Quinchamalí vive en peligro
Su Unión de Artesanas tiene ocho o nueve socias, y… siete forman la directiva. Así no hay opciones de cambio ni recambio. Las murmuraciones sin esperanza se han apoderado de los callejones de Quinchamalí. Los jóvenes renuncian a la greda y no hay esfuerzos serios para formar una generación de recambio. Su alfarera más famosa está olvidada en el cementerio, mientras la UNESCO intenta proteger a las sobrevivientes dándoles la dignidad de Tesoros Humanos Vivos. ¿Vivos hasta cuándo?
Texto y fotos de Luis Alberto GanderatsMiro incrédulo a la alfarera que está a mi lado en el fogón de su casa de Quinchamalí. Lo que ha hecho Teorinda Serón Castro me parece un acto de Mi Bella Genio. Estoy sorprendido aunque no debería estarlo, porque la comuna de Chillán y su vecindario ñublense nos tienen acostumbrados a lo extraordinario. Es la cuna de otros genios, o de seres excepcionales, algo nunca superado en Chile. Aquí nacieron Arrau, Vinay y Víctor Jara, O`Higgins y Prat, la Violeta, el Nicanor y el tío Lalo, Marta Colvin y Marta Brunet, Merino Benítez y Mariano Latorre, Oreste Plath, y hasta Virginio Arias, que dio forma al Roto Chileno.
¿Por qué hallamos horizontes tan amplios en la estrechez de esta breve comarca?
¡Cómo saberlo! Hay misterios que sólo se profundizan cuando tratamos de explicarlos. ¿Qué hacen para convertir sus gredas color café con leche en objetos negros como el petróleo? Teorinda Cerón en su casa de Callejón La Unión, de Quinchamalí Norte, que comparte con su madre, la alfarera Riola Castro, me ha ido explicando –paso a paso– cómo transforma la greda sin forma en figuras graciosas, tan bellas como ingenuas, que representan como ninguna la alfarería de Chile. Pienso especialmente en “la mujer de la guitarra”, como llamara Neruda a la que hoy conocemos como La Guitarrera, y que he venido a visitar haciendo un bello camino de 35 kilómetros –perfectamente pavimentados– desde Chillán.

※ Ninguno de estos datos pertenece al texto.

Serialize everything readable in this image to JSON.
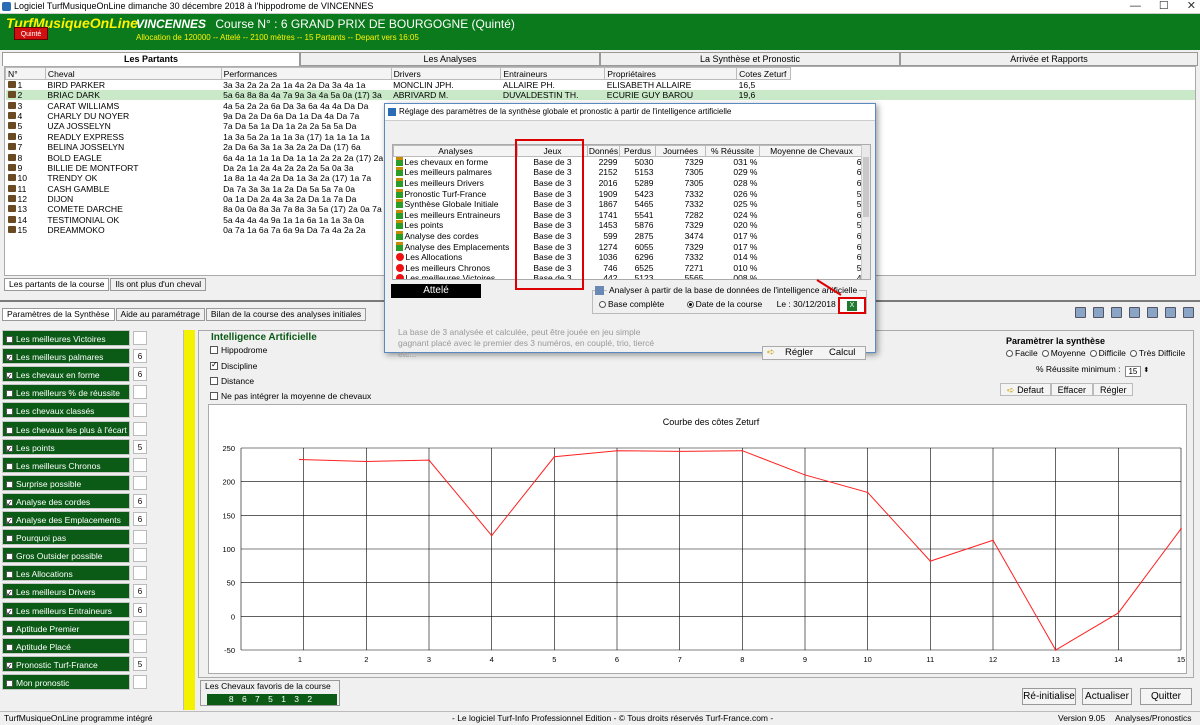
{
  "window": {
    "title": "Logiciel TurfMusiqueOnLine dimanche 30 décembre 2018 à l'hippodrome de VINCENNES",
    "controls": [
      "—",
      "☐",
      "✕"
    ]
  },
  "header": {
    "app_name": "TurfMusiqueOnLine",
    "quinte_label": "Quinté",
    "venue": "VINCENNES",
    "course": "Course N° : 6 GRAND PRIX DE BOURGOGNE (Quinté)",
    "details": "Allocation de 120000 -- Attelé -- 2100 mètres -- 15 Partants -- Depart vers 16:05"
  },
  "main_tabs": [
    "Les Partants",
    "Les Analyses",
    "La Synthèse et Pronostic",
    "Arrivée et Rapports"
  ],
  "partants": {
    "columns": [
      "N°",
      "Cheval",
      "Performances",
      "Drivers",
      "Entraineurs",
      "Propriétaires",
      "Cotes Zeturf"
    ],
    "rows": [
      {
        "num": "1",
        "name": "BIRD PARKER",
        "perf": "3a 3a 2a 2a 2a 1a 4a 2a Da 3a 4a 1a",
        "driver": "MONCLIN JPH.",
        "trainer": "ALLAIRE PH.",
        "owner": "ELISABETH ALLAIRE",
        "cote": "16,5"
      },
      {
        "num": "2",
        "name": "BRIAC DARK",
        "perf": "5a 6a 8a 8a 4a 7a 9a 3a 4a 5a 0a (17) 3a",
        "driver": "ABRIVARD M.",
        "trainer": "DUVALDESTIN TH.",
        "owner": "ECURIE GUY BAROU",
        "cote": "19,6"
      },
      {
        "num": "3",
        "name": "CARAT WILLIAMS",
        "perf": "4a 5a 2a 2a 6a Da 3a 6a 4a 4a Da Da",
        "driver": "",
        "trainer": "",
        "owner": "",
        "cote": ""
      },
      {
        "num": "4",
        "name": "CHARLY DU NOYER",
        "perf": "9a Da 2a Da 6a Da 1a Da 4a Da 7a",
        "driver": "",
        "trainer": "",
        "owner": "",
        "cote": ""
      },
      {
        "num": "5",
        "name": "UZA JOSSELYN",
        "perf": "7a Da 5a 1a Da 1a 2a 2a 5a 5a Da",
        "driver": "",
        "trainer": "",
        "owner": "",
        "cote": ""
      },
      {
        "num": "6",
        "name": "READLY EXPRESS",
        "perf": "1a 3a 5a 2a 1a 1a 3a (17) 1a 1a 1a 1a",
        "driver": "",
        "trainer": "",
        "owner": "",
        "cote": ""
      },
      {
        "num": "7",
        "name": "BELINA JOSSELYN",
        "perf": "2a Da 6a 3a 1a 3a 2a 2a Da (17) 6a",
        "driver": "",
        "trainer": "",
        "owner": "",
        "cote": ""
      },
      {
        "num": "8",
        "name": "BOLD EAGLE",
        "perf": "6a 4a 1a 1a 1a Da 1a 1a 2a 2a 2a (17) 2a",
        "driver": "",
        "trainer": "",
        "owner": "",
        "cote": ""
      },
      {
        "num": "9",
        "name": "BILLIE DE MONTFORT",
        "perf": "Da 2a 1a 2a 4a 2a 2a 2a 5a 0a 3a",
        "driver": "",
        "trainer": "",
        "owner": "",
        "cote": ""
      },
      {
        "num": "10",
        "name": "TRENDY OK",
        "perf": "1a 8a 1a 4a 2a Da 1a 3a 2a (17) 1a 7a",
        "driver": "",
        "trainer": "",
        "owner": "",
        "cote": ""
      },
      {
        "num": "11",
        "name": "CASH GAMBLE",
        "perf": "Da 7a 3a 3a 1a 2a Da 5a 5a 7a 0a",
        "driver": "",
        "trainer": "",
        "owner": "",
        "cote": ""
      },
      {
        "num": "12",
        "name": "DIJON",
        "perf": "0a 1a Da 2a 4a 3a 2a Da 1a 7a Da",
        "driver": "",
        "trainer": "",
        "owner": "",
        "cote": ""
      },
      {
        "num": "13",
        "name": "COMETE DARCHE",
        "perf": "8a 0a 0a 8a 3a 7a 8a 3a 5a (17) 2a 0a 7a",
        "driver": "",
        "trainer": "",
        "owner": "",
        "cote": ""
      },
      {
        "num": "14",
        "name": "TESTIMONIAL OK",
        "perf": "5a 4a 4a 4a 9a 1a 1a 6a 1a 1a 3a 0a",
        "driver": "",
        "trainer": "",
        "owner": "",
        "cote": ""
      },
      {
        "num": "15",
        "name": "DREAMMOKO",
        "perf": "0a 7a 1a 6a 7a 6a 9a Da 7a 4a 2a 2a",
        "driver": "",
        "trainer": "",
        "owner": "",
        "cote": ""
      }
    ]
  },
  "subtabs_partants": [
    "Les partants de la course",
    "Ils ont plus d'un cheval"
  ],
  "subtabs_synthese": [
    "Paramètres de la Synthèse",
    "Aide au paramétrage",
    "Bilan de la course des analyses initiales"
  ],
  "analyses_list": [
    {
      "label": "Les meilleures Victoires",
      "checked": false,
      "value": ""
    },
    {
      "label": "Les meilleurs palmares",
      "checked": true,
      "value": "6"
    },
    {
      "label": "Les chevaux en forme",
      "checked": true,
      "value": "6"
    },
    {
      "label": "Les meilleurs % de réussite",
      "checked": false,
      "value": ""
    },
    {
      "label": "Les chevaux classés",
      "checked": false,
      "value": ""
    },
    {
      "label": "Les chevaux les plus à l'écart",
      "checked": false,
      "value": ""
    },
    {
      "label": "Les points",
      "checked": true,
      "value": "5"
    },
    {
      "label": "Les meilleurs Chronos",
      "checked": false,
      "value": ""
    },
    {
      "label": "Surprise possible",
      "checked": false,
      "value": ""
    },
    {
      "label": "Analyse des cordes",
      "checked": true,
      "value": "6"
    },
    {
      "label": "Analyse des Emplacements",
      "checked": true,
      "value": "6"
    },
    {
      "label": "Pourquoi pas",
      "checked": false,
      "value": ""
    },
    {
      "label": "Gros Outsider possible",
      "checked": false,
      "value": ""
    },
    {
      "label": "Les Allocations",
      "checked": false,
      "value": ""
    },
    {
      "label": "Les meilleurs  Drivers",
      "checked": true,
      "value": "6"
    },
    {
      "label": "Les meilleurs Entraineurs",
      "checked": true,
      "value": "6"
    },
    {
      "label": "Aptitude Premier",
      "checked": false,
      "value": ""
    },
    {
      "label": "Aptitude Placé",
      "checked": false,
      "value": ""
    },
    {
      "label": "Pronostic Turf-France",
      "checked": true,
      "value": "5"
    },
    {
      "label": "Mon pronostic",
      "checked": false,
      "value": ""
    }
  ],
  "ia": {
    "title": "Intelligence Artificielle",
    "options": [
      {
        "label": "Hippodrome",
        "checked": false
      },
      {
        "label": "Discipline",
        "checked": true
      },
      {
        "label": "Distance",
        "checked": false
      },
      {
        "label": "Ne pas intégrer la moyenne de chevaux",
        "checked": false
      }
    ]
  },
  "param_synthese": {
    "title": "Paramètrer la synthèse",
    "levels": [
      {
        "label": "Facile",
        "selected": false
      },
      {
        "label": "Moyenne",
        "selected": false
      },
      {
        "label": "Difficile",
        "selected": false
      },
      {
        "label": "Très Difficile",
        "selected": false
      }
    ],
    "pct_label": "% Réussite minimum :",
    "pct_value": "15",
    "buttons": [
      "Defaut",
      "Effacer",
      "Régler"
    ]
  },
  "chart_data": {
    "type": "line",
    "title": "Courbe des côtes Zeturf",
    "x": [
      1,
      2,
      3,
      4,
      5,
      6,
      7,
      8,
      9,
      10,
      11,
      12,
      13,
      14,
      15
    ],
    "values": [
      233,
      230,
      232,
      120,
      237,
      246,
      245,
      246,
      210,
      184,
      82,
      113,
      -50,
      5,
      130
    ],
    "yticks": [
      250,
      200,
      150,
      100,
      50,
      0,
      -50
    ],
    "xticks": [
      "1",
      "2",
      "3",
      "4",
      "5",
      "6",
      "7",
      "8",
      "9",
      "10",
      "11",
      "12",
      "13",
      "14",
      "15"
    ],
    "ylim": [
      -50,
      250
    ],
    "grid": true,
    "line_color": "#ff2020"
  },
  "favoris": {
    "label": "Les Chevaux favoris de la course",
    "value": "8 6 7 5 1 3 2"
  },
  "buttons": {
    "reinit": "Ré-initialise",
    "actualiser": "Actualiser",
    "quitter": "Quitter"
  },
  "status": {
    "left": "TurfMusiqueOnLine programme intégré",
    "center": "- Le logiciel Turf-Info Professionnel Edition - © Tous droits réservés Turf-France.com -",
    "version": "Version 9.05",
    "section": "Analyses/Pronostics"
  },
  "dialog": {
    "title": "Réglage des paramètres de la synthèse globale et pronostic à partir de l'intelligence artificielle",
    "columns": [
      "Analyses",
      "Jeux",
      "Donnés",
      "Perdus",
      "Journées",
      "% Réussite",
      "Moyenne de Chevaux"
    ],
    "rows": [
      {
        "status": "go",
        "analyse": "Les chevaux en forme",
        "jeux": "Base de 3",
        "donnes": "2299",
        "perdus": "5030",
        "journees": "7329",
        "reussite": "031 %",
        "moyenne": "6"
      },
      {
        "status": "go",
        "analyse": "Les meilleurs palmares",
        "jeux": "Base de 3",
        "donnes": "2152",
        "perdus": "5153",
        "journees": "7305",
        "reussite": "029 %",
        "moyenne": "6"
      },
      {
        "status": "go",
        "analyse": "Les meilleurs  Drivers",
        "jeux": "Base de 3",
        "donnes": "2016",
        "perdus": "5289",
        "journees": "7305",
        "reussite": "028 %",
        "moyenne": "6"
      },
      {
        "status": "go",
        "analyse": "Pronostic Turf-France",
        "jeux": "Base de 3",
        "donnes": "1909",
        "perdus": "5423",
        "journees": "7332",
        "reussite": "026 %",
        "moyenne": "5"
      },
      {
        "status": "go",
        "analyse": "Synthèse Globale Initiale",
        "jeux": "Base de 3",
        "donnes": "1867",
        "perdus": "5465",
        "journees": "7332",
        "reussite": "025 %",
        "moyenne": "5"
      },
      {
        "status": "go",
        "analyse": "Les meilleurs Entraineurs",
        "jeux": "Base de 3",
        "donnes": "1741",
        "perdus": "5541",
        "journees": "7282",
        "reussite": "024 %",
        "moyenne": "6"
      },
      {
        "status": "go",
        "analyse": "Les points",
        "jeux": "Base de 3",
        "donnes": "1453",
        "perdus": "5876",
        "journees": "7329",
        "reussite": "020 %",
        "moyenne": "5"
      },
      {
        "status": "go",
        "analyse": "Analyse des cordes",
        "jeux": "Base de 3",
        "donnes": "599",
        "perdus": "2875",
        "journees": "3474",
        "reussite": "017 %",
        "moyenne": "6"
      },
      {
        "status": "go",
        "analyse": "Analyse des Emplacements",
        "jeux": "Base de 3",
        "donnes": "1274",
        "perdus": "6055",
        "journees": "7329",
        "reussite": "017 %",
        "moyenne": "6"
      },
      {
        "status": "stop",
        "analyse": "Les Allocations",
        "jeux": "Base de 3",
        "donnes": "1036",
        "perdus": "6296",
        "journees": "7332",
        "reussite": "014 %",
        "moyenne": "6"
      },
      {
        "status": "stop",
        "analyse": "Les meilleurs Chronos",
        "jeux": "Base de 3",
        "donnes": "746",
        "perdus": "6525",
        "journees": "7271",
        "reussite": "010 %",
        "moyenne": "5"
      },
      {
        "status": "stop",
        "analyse": "Les meilleures Victoires",
        "jeux": "Base de 3",
        "donnes": "442",
        "perdus": "5123",
        "journees": "5565",
        "reussite": "008 %",
        "moyenne": "4"
      }
    ],
    "discipline": "Attelé",
    "analyse_label": "Analyser à partir de la base de données de l'intelligence artificielle",
    "base_complete": "Base complète",
    "date_course": "Date de la course",
    "date_value": "Le : 30/12/2018",
    "excel_label": "X",
    "description": "La base de 3 analysée et calculée, peut être jouée en jeu simple gagnant placé avec le premier des 3 numéros, en couplé, trio, tiercé etc...",
    "regler": "Régler",
    "calcul": "Calcul"
  }
}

La explicación del proceso alfarero (ver recuadro) no se sale de lo común hasta el momento en que las figuras, secas y bruñidas, son puestas en un profundo canasto de metal colgado a 30 o 40 centímetros del suelo, donde chisporrotea una fogata de leña al rojo. Ahí se acaba la poca humedad que quedaba en el corazón de la greda.
Ya secas, son sacadas de la jaula y puestas –una a una, amontonadas y en desorden– directamente sobre las cenizas calientes y brasas. Inmediatamente son cubiertas completamente con guano seco de vacuno, formando a su alrededor un verdadero horno casi hermético. A los 15 o 20 minutos las figuras de greda ya queman como hierro caliente y tienen un color rojizo opaco, como brasa sin atizar.
Este es el minuto clave de las alfareras. Inmediatamente al lado del “horno”, sobre el suelo, han desparramado otro tipo de guano, esta vez de caballo –liviano, esponjoso, ligeramente húmedo y color tabaco–, hasta formar una circunferencia de 50 centímetros de ancho y unos 25 centímetros de alto en su parte central.
En esa ruma de guano que huele a pasto se produce la transfiguración.
Con su horqueta de dos largos dientes las alfareras escarban dentro del fogón buscando las piezas ya cocidas. Enganchan, por ejemplo, una Guitarrera y con difícil equilibrio la depositan sobre el guano de caballo. Con uno de sus pies, empujan el estiércol desde las orillas, hasta cubrir por completo la figura. A los pocos segundos un humo oscuro anuncia que algo está ocurriendo, y antes de medio minuto, la horqueta sale con el trofeo entre sus dientes: una Guitarrera negra hasta el corazón de la greda, reluciente y pulida como ónix de joyería.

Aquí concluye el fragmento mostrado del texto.